"Recent Progress and Developments in Fusion Research (Where We Are on the Path to a Magnetic Confinement Fusion Reactor)"

MPP Colloquium

  • Datum: 28.04.2026
  • Uhrzeit: 15:00 - 17:00
  • Vortragende(r): Rachael McDermott (IPP)
  • Ort: MPP
  • Raum: A.1.01 - Alps
"Recent Progress and Developments in Fusion Research (Where We Are on the Path to a Magnetic Confinement Fusion Reactor)"

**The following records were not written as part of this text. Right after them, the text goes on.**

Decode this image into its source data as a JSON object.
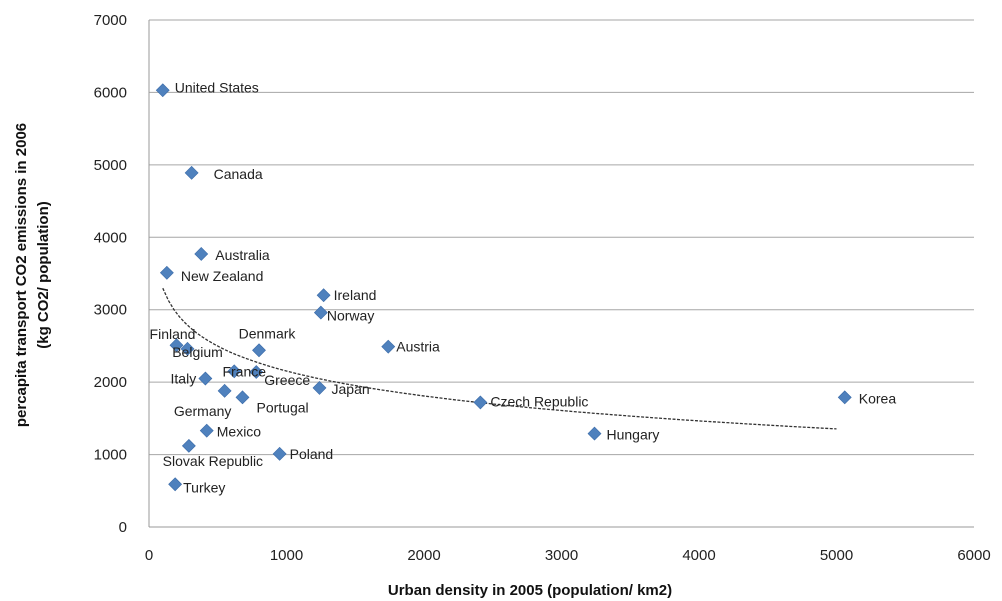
{
  "chart_data": {
    "type": "scatter",
    "title": "",
    "xlabel": "Urban density in 2005  (population/ km2)",
    "ylabel_line1": "percapita transport  CO2 emissions in 2006",
    "ylabel_line2": "(kg CO2/ population)",
    "xlim": [
      0,
      6000
    ],
    "ylim": [
      0,
      7000
    ],
    "xticks": [
      0,
      1000,
      2000,
      3000,
      4000,
      5000,
      6000
    ],
    "yticks": [
      0,
      1000,
      2000,
      3000,
      4000,
      5000,
      6000,
      7000
    ],
    "grid": "horizontal",
    "marker_color": "#4f81bd",
    "trendline": {
      "type": "logarithmic",
      "style": "dashed",
      "color": "#333333",
      "x_start": 100,
      "x_end": 5000
    },
    "points": [
      {
        "label": "United States",
        "x": 100,
        "y": 6030
      },
      {
        "label": "Canada",
        "x": 310,
        "y": 4890
      },
      {
        "label": "Australia",
        "x": 380,
        "y": 3770
      },
      {
        "label": "New Zealand",
        "x": 130,
        "y": 3510
      },
      {
        "label": "Ireland",
        "x": 1270,
        "y": 3200
      },
      {
        "label": "Norway",
        "x": 1250,
        "y": 2960
      },
      {
        "label": "Finland",
        "x": 200,
        "y": 2510
      },
      {
        "label": "Denmark",
        "x": 800,
        "y": 2440
      },
      {
        "label": "Austria",
        "x": 1740,
        "y": 2490
      },
      {
        "label": "Belgium",
        "x": 280,
        "y": 2460
      },
      {
        "label": "France",
        "x": 620,
        "y": 2150
      },
      {
        "label": "Italy",
        "x": 410,
        "y": 2050
      },
      {
        "label": "Greece",
        "x": 780,
        "y": 2140
      },
      {
        "label": "Japan",
        "x": 1240,
        "y": 1920
      },
      {
        "label": "Germany",
        "x": 550,
        "y": 1880
      },
      {
        "label": "Portugal",
        "x": 680,
        "y": 1790
      },
      {
        "label": "Czech Republic",
        "x": 2410,
        "y": 1720
      },
      {
        "label": "Korea",
        "x": 5060,
        "y": 1790
      },
      {
        "label": "Hungary",
        "x": 3240,
        "y": 1290
      },
      {
        "label": "Mexico",
        "x": 420,
        "y": 1330
      },
      {
        "label": "Slovak Republic",
        "x": 290,
        "y": 1120
      },
      {
        "label": "Poland",
        "x": 950,
        "y": 1010
      },
      {
        "label": "Turkey",
        "x": 190,
        "y": 590
      }
    ]
  }
}
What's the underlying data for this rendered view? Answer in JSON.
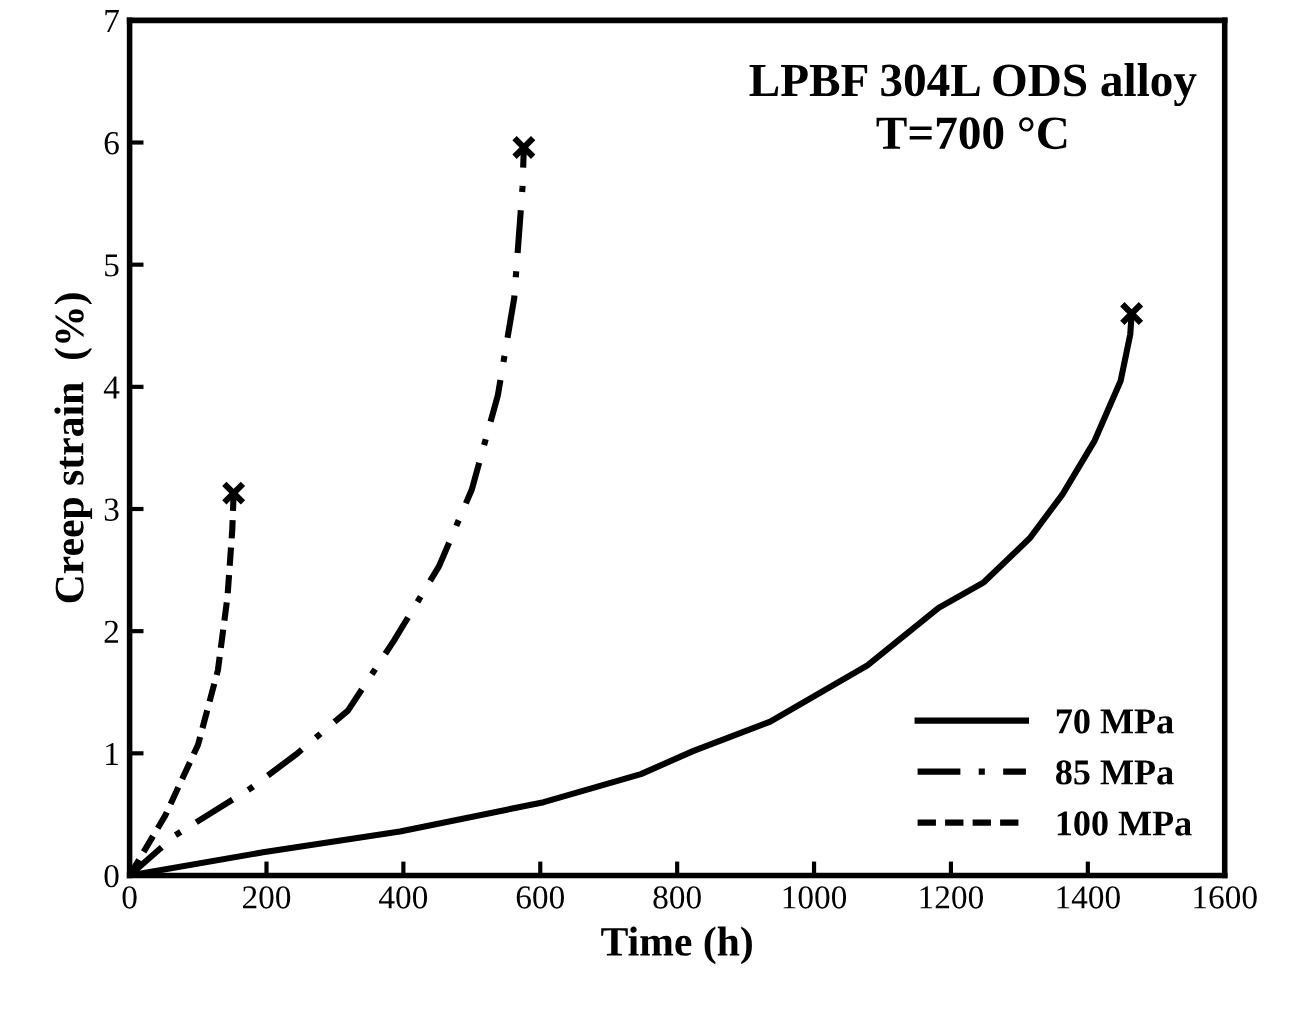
{
  "chart_data": {
    "type": "line",
    "xlabel": "Time (h)",
    "ylabel": "Creep strain  (%)",
    "annotations": [
      "LPBF 304L ODS alloy\nT=700 °C"
    ],
    "xlim": [
      0,
      1600
    ],
    "xticks": [
      0,
      200,
      400,
      600,
      800,
      1000,
      1200,
      1400,
      1600
    ],
    "ylim": [
      0,
      7
    ],
    "yticks": [
      0,
      1,
      2,
      3,
      4,
      5,
      6,
      7
    ],
    "grid": false,
    "legend": "bottom right",
    "series": [
      {
        "name": "70 MPa",
        "color": "#000000",
        "line_style": "solid",
        "x": [
          0,
          195,
          395,
          605,
          747,
          824,
          936,
          1078,
          1182,
          1248,
          1315,
          1363,
          1410,
          1448,
          1462,
          1464
        ],
        "values": [
          0,
          0.19,
          0.36,
          0.6,
          0.83,
          1.02,
          1.26,
          1.72,
          2.19,
          2.4,
          2.76,
          3.12,
          3.56,
          4.05,
          4.43,
          4.6
        ]
      },
      {
        "name": "85 MPa",
        "color": "#000000",
        "line_style": "dashdot",
        "x": [
          0,
          67,
          176,
          243,
          319,
          386,
          452,
          500,
          538,
          562,
          574,
          576
        ],
        "values": [
          0,
          0.33,
          0.71,
          0.99,
          1.35,
          1.92,
          2.53,
          3.16,
          3.93,
          4.73,
          5.63,
          5.96
        ]
      },
      {
        "name": "100 MPa",
        "color": "#000000",
        "line_style": "dashed",
        "x": [
          0,
          52,
          100,
          129,
          143,
          150,
          152
        ],
        "values": [
          0,
          0.49,
          1.07,
          1.68,
          2.28,
          2.83,
          3.13
        ]
      },
      {
        "type": "scatter",
        "marker": "cross",
        "color": "#000000",
        "x": [
          1464,
          576,
          152
        ],
        "values": [
          4.6,
          5.96,
          3.13
        ]
      }
    ]
  }
}
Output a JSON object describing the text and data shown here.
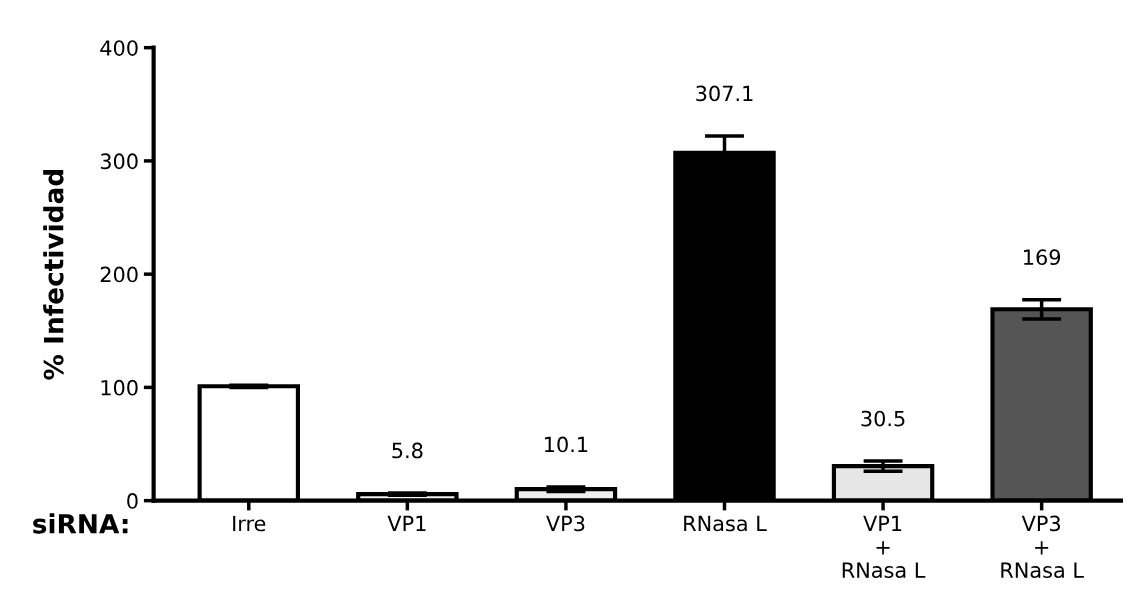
{
  "chart_data": {
    "type": "bar",
    "ylabel": "% Infectividad",
    "xlabel": "siRNA:",
    "categories": [
      "Irre",
      "VP1",
      "VP3",
      "RNasa L",
      "VP1\n+\nRNasa L",
      "VP3\n+\nRNasa L"
    ],
    "values": [
      101,
      5.8,
      10.1,
      307.1,
      30.5,
      169
    ],
    "errors": [
      1,
      1,
      2,
      15,
      4.5,
      8.5
    ],
    "value_labels": [
      null,
      "5.8",
      "10.1",
      "307.1",
      "30.5",
      "169"
    ],
    "colors": [
      "#ffffff",
      "#f2f2f2",
      "#eeeeee",
      "#000000",
      "#e6e6e6",
      "#555555"
    ],
    "ylim": [
      0,
      400
    ],
    "yticks": [
      0,
      100,
      200,
      300,
      400
    ],
    "grid": false,
    "legend": false
  }
}
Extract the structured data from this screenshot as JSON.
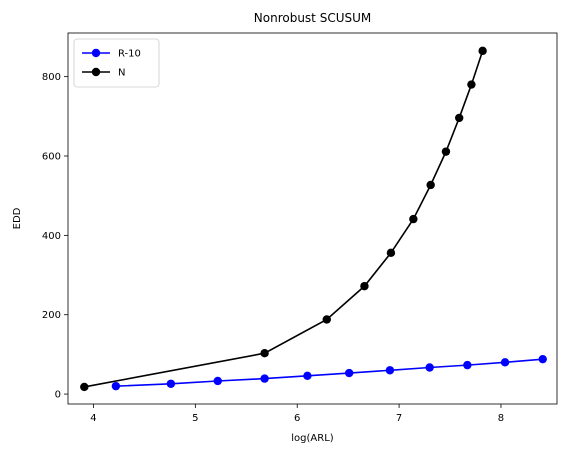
{
  "chart_data": {
    "type": "line",
    "title": "Nonrobust SCUSUM",
    "xlabel": "log(ARL)",
    "ylabel": "EDD",
    "xlim": [
      3.75,
      8.55
    ],
    "ylim": [
      -25,
      910
    ],
    "xticks": [
      4,
      5,
      6,
      7,
      8
    ],
    "yticks": [
      0,
      200,
      400,
      600,
      800
    ],
    "grid": false,
    "legend_position": "top-left",
    "series": [
      {
        "name": "R-10",
        "color": "#0000ff",
        "x": [
          4.22,
          4.76,
          5.22,
          5.68,
          6.1,
          6.51,
          6.91,
          7.3,
          7.67,
          8.04,
          8.41
        ],
        "y": [
          20,
          26,
          33,
          39,
          46,
          53,
          60,
          67,
          73,
          80,
          88
        ]
      },
      {
        "name": "N",
        "color": "#000000",
        "x": [
          3.91,
          5.68,
          6.29,
          6.66,
          6.92,
          7.14,
          7.31,
          7.46,
          7.59,
          7.71,
          7.82
        ],
        "y": [
          18,
          103,
          188,
          272,
          356,
          441,
          527,
          611,
          696,
          780,
          865
        ]
      }
    ]
  }
}
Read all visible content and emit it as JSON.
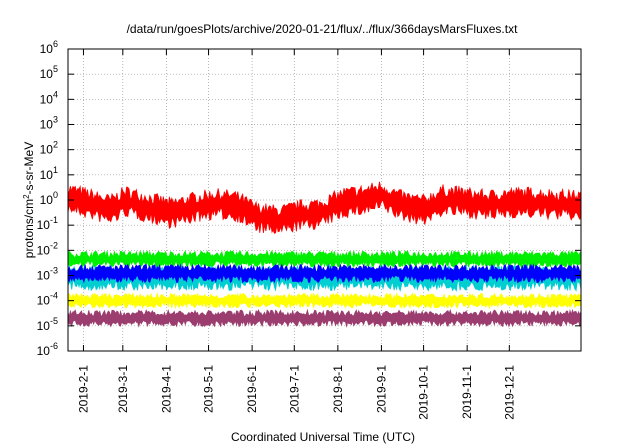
{
  "chart_data": {
    "type": "line",
    "title": "/data/run/goesPlots/archive/2020-01-21/flux/../flux/366daysMarsFluxes.txt",
    "xlabel": "Coordinated Universal Time (UTC)",
    "ylabel": "protons/cm^2-s-sr-MeV",
    "y_scale": "log",
    "ylim": [
      1e-06,
      1000000.0
    ],
    "xlim": [
      "2019-01-21",
      "2020-01-21"
    ],
    "grid": true,
    "legend": "none",
    "y_ticks": [
      {
        "value": 1e-06,
        "base": "10",
        "exp": "-6"
      },
      {
        "value": 1e-05,
        "base": "10",
        "exp": "-5"
      },
      {
        "value": 0.0001,
        "base": "10",
        "exp": "-4"
      },
      {
        "value": 0.001,
        "base": "10",
        "exp": "-3"
      },
      {
        "value": 0.01,
        "base": "10",
        "exp": "-2"
      },
      {
        "value": 0.1,
        "base": "10",
        "exp": "-1"
      },
      {
        "value": 1.0,
        "base": "10",
        "exp": "0"
      },
      {
        "value": 10.0,
        "base": "10",
        "exp": "1"
      },
      {
        "value": 100.0,
        "base": "10",
        "exp": "2"
      },
      {
        "value": 1000.0,
        "base": "10",
        "exp": "3"
      },
      {
        "value": 10000.0,
        "base": "10",
        "exp": "4"
      },
      {
        "value": 100000.0,
        "base": "10",
        "exp": "5"
      },
      {
        "value": 1000000.0,
        "base": "10",
        "exp": "6"
      }
    ],
    "x_ticks": [
      "2019-2-1",
      "2019-3-1",
      "2019-4-1",
      "2019-5-1",
      "2019-6-1",
      "2019-7-1",
      "2019-8-1",
      "2019-9-1",
      "2019-10-1",
      "2019-11-1",
      "2019-12-1"
    ],
    "series": [
      {
        "color": "#ff0000",
        "x": [
          "2019-01-21",
          "2019-02-05",
          "2019-02-20",
          "2019-03-03",
          "2019-03-20",
          "2019-04-05",
          "2019-04-20",
          "2019-05-05",
          "2019-05-20",
          "2019-06-05",
          "2019-06-20",
          "2019-07-05",
          "2019-07-20",
          "2019-08-05",
          "2019-08-20",
          "2019-09-01",
          "2019-09-15",
          "2019-10-01",
          "2019-10-15",
          "2019-11-01",
          "2019-11-15",
          "2019-12-01",
          "2019-12-15",
          "2020-01-01",
          "2020-01-21"
        ],
        "values": [
          1.2,
          0.7,
          0.4,
          0.9,
          0.5,
          0.3,
          0.5,
          0.7,
          0.6,
          0.2,
          0.15,
          0.25,
          0.3,
          0.8,
          1.0,
          1.5,
          0.6,
          0.4,
          1.0,
          0.8,
          0.6,
          0.8,
          0.8,
          0.7,
          0.6
        ],
        "spread": 0.35
      },
      {
        "color": "#00ee00",
        "x": [
          "2019-01-21",
          "2020-01-21"
        ],
        "values": [
          0.0045,
          0.0045
        ],
        "spread": 0.18
      },
      {
        "color": "#00ced1",
        "x": [
          "2019-01-21",
          "2020-01-21"
        ],
        "values": [
          0.0008,
          0.0008
        ],
        "spread": 0.28
      },
      {
        "color": "#0000ff",
        "x": [
          "2019-01-21",
          "2020-01-21"
        ],
        "values": [
          0.0012,
          0.0012
        ],
        "spread": 0.2
      },
      {
        "color": "#ffff00",
        "x": [
          "2019-01-21",
          "2020-01-21"
        ],
        "values": [
          0.0001,
          0.0001
        ],
        "spread": 0.16
      },
      {
        "color": "#9b3d6e",
        "x": [
          "2019-01-21",
          "2020-01-21"
        ],
        "values": [
          2e-05,
          2e-05
        ],
        "spread": 0.18
      }
    ]
  }
}
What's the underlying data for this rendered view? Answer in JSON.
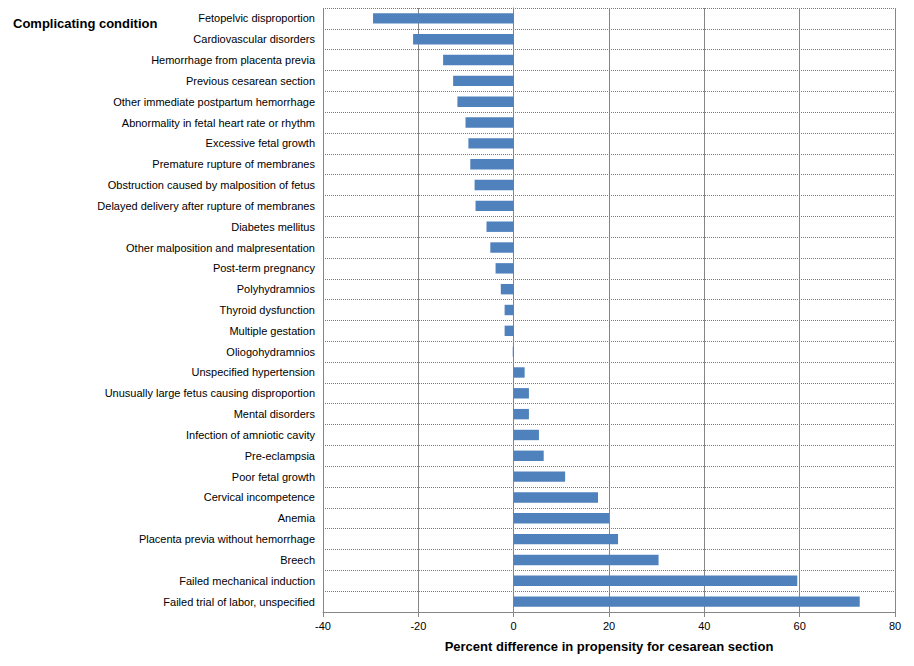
{
  "chart_data": {
    "type": "bar",
    "orientation": "horizontal",
    "x_label": "Percent difference in propensity for cesarean section",
    "y_label": "Complicating condition",
    "categories": [
      "Fetopelvic disproportion",
      "Cardiovascular disorders",
      "Hemorrhage from placenta previa",
      "Previous cesarean section",
      "Other immediate postpartum hemorrhage",
      "Abnormality in fetal heart rate or rhythm",
      "Excessive fetal growth",
      "Premature rupture of membranes",
      "Obstruction caused by malposition of fetus",
      "Delayed delivery after rupture of membranes",
      "Diabetes mellitus",
      "Other malposition and malpresentation",
      "Post-term pregnancy",
      "Polyhydramnios",
      "Thyroid dysfunction",
      "Multiple gestation",
      "Oliogohydramnios",
      "Unspecified hypertension",
      "Unusually large fetus causing disproportion",
      "Mental disorders",
      "Infection of amniotic cavity",
      "Pre-eclampsia",
      "Poor fetal growth",
      "Cervical incompetence",
      "Anemia",
      "Placenta previa without hemorrhage",
      "Breech",
      "Failed mechanical induction",
      "Failed trial of labor, unspecified"
    ],
    "values": [
      -29.5,
      -21.1,
      -14.8,
      -12.7,
      -11.8,
      -10.1,
      -9.5,
      -9.1,
      -8.2,
      -8.0,
      -5.7,
      -4.9,
      -3.8,
      -2.7,
      -1.9,
      -1.9,
      -0.2,
      2.3,
      3.2,
      3.2,
      5.3,
      6.3,
      10.8,
      17.7,
      20.0,
      21.9,
      30.4,
      59.5,
      72.6
    ],
    "color": "#4f81bd",
    "xlim": [
      -40,
      80
    ],
    "xticks": [
      -40,
      -20,
      0,
      20,
      40,
      60,
      80
    ],
    "grid": true
  }
}
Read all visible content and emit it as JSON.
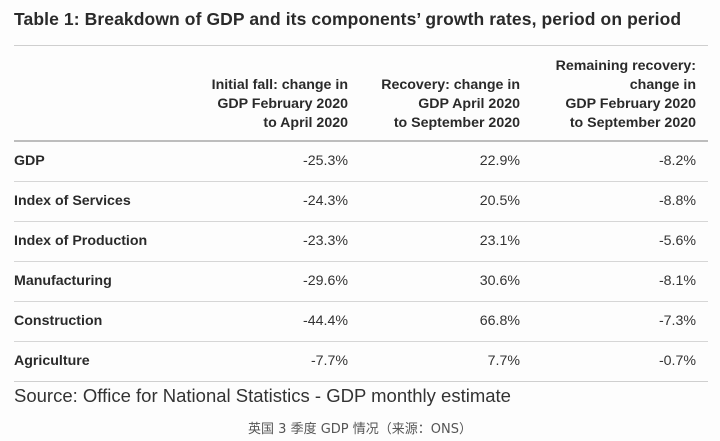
{
  "table": {
    "title": "Table 1: Breakdown of GDP and its components’ growth rates, period on period",
    "columns": [
      "Initial fall: change in\nGDP February 2020\nto April 2020",
      "Recovery: change in\nGDP April 2020\nto September 2020",
      "Remaining recovery:\nchange in\nGDP February 2020\nto September 2020"
    ],
    "rows": [
      {
        "label": "GDP",
        "values": [
          "-25.3%",
          "22.9%",
          "-8.2%"
        ]
      },
      {
        "label": "Index of Services",
        "values": [
          "-24.3%",
          "20.5%",
          "-8.8%"
        ]
      },
      {
        "label": "Index of Production",
        "values": [
          "-23.3%",
          "23.1%",
          "-5.6%"
        ]
      },
      {
        "label": "Manufacturing",
        "values": [
          "-29.6%",
          "30.6%",
          "-8.1%"
        ]
      },
      {
        "label": "Construction",
        "values": [
          "-44.4%",
          "66.8%",
          "-7.3%"
        ]
      },
      {
        "label": "Agriculture",
        "values": [
          "-7.7%",
          "7.7%",
          "-0.7%"
        ]
      }
    ],
    "source": "Source: Office for National Statistics - GDP monthly estimate"
  },
  "caption": "英国 3 季度 GDP 情况（来源：ONS）"
}
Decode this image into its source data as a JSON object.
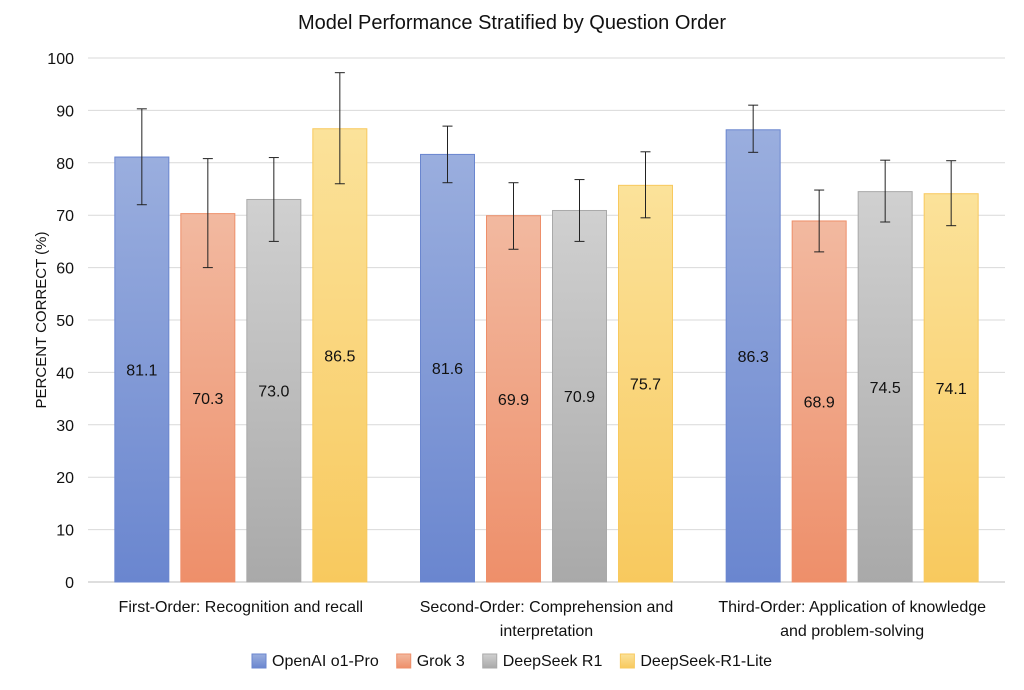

In the past decade there has been a marked resurgence of interest—in public discourse, private investment, and government programs—in transitioning fusion from a scientific enterprise into a practical energy technology. This momentum is driven by the increasingly visible impacts of climate change, rapid electrification and rising global energy demand. High‑profile scientific milestones have amplified awareness, drawing start‑ups and established industry into the field and prompting governments to publish roadmaps that compress timelines toward first‑of‑a‑kind reactors. Beneath the headlines, substantive technical advances are reshaping the outlook. High‑temperature superconductors are enabling access to higher magnetic fields, opening pathways to more compact devices and larger performance margins. Numerical breakthroughs in stellarator optimization now produce configurations that, for the first time, extrapolate credibly toward serviceable reactors. At the same time, progress in understanding turbulent transport—spanning reduced and first‑principles models—has yielded tools that quantitatively reproduce and predict behavior in present devices with unprecedented fidelity, setting up a predict–validate–improve cycle that accelerates reactor design and scenario development. Advances in disruption avoidance and control, power‑exhaust and divertor concepts, and improved performance regimes have also been observed. This talk will trace these developments through the lens of reactor requirements, assessing where tokamaks and stellarators stand today and what gaps remain, and will survey the emerging project landscape—from ITER’s role to public roadmaps and diverse private‑sector trajectories—concluding with pathways being pursued in Germany and their connection to global efforts.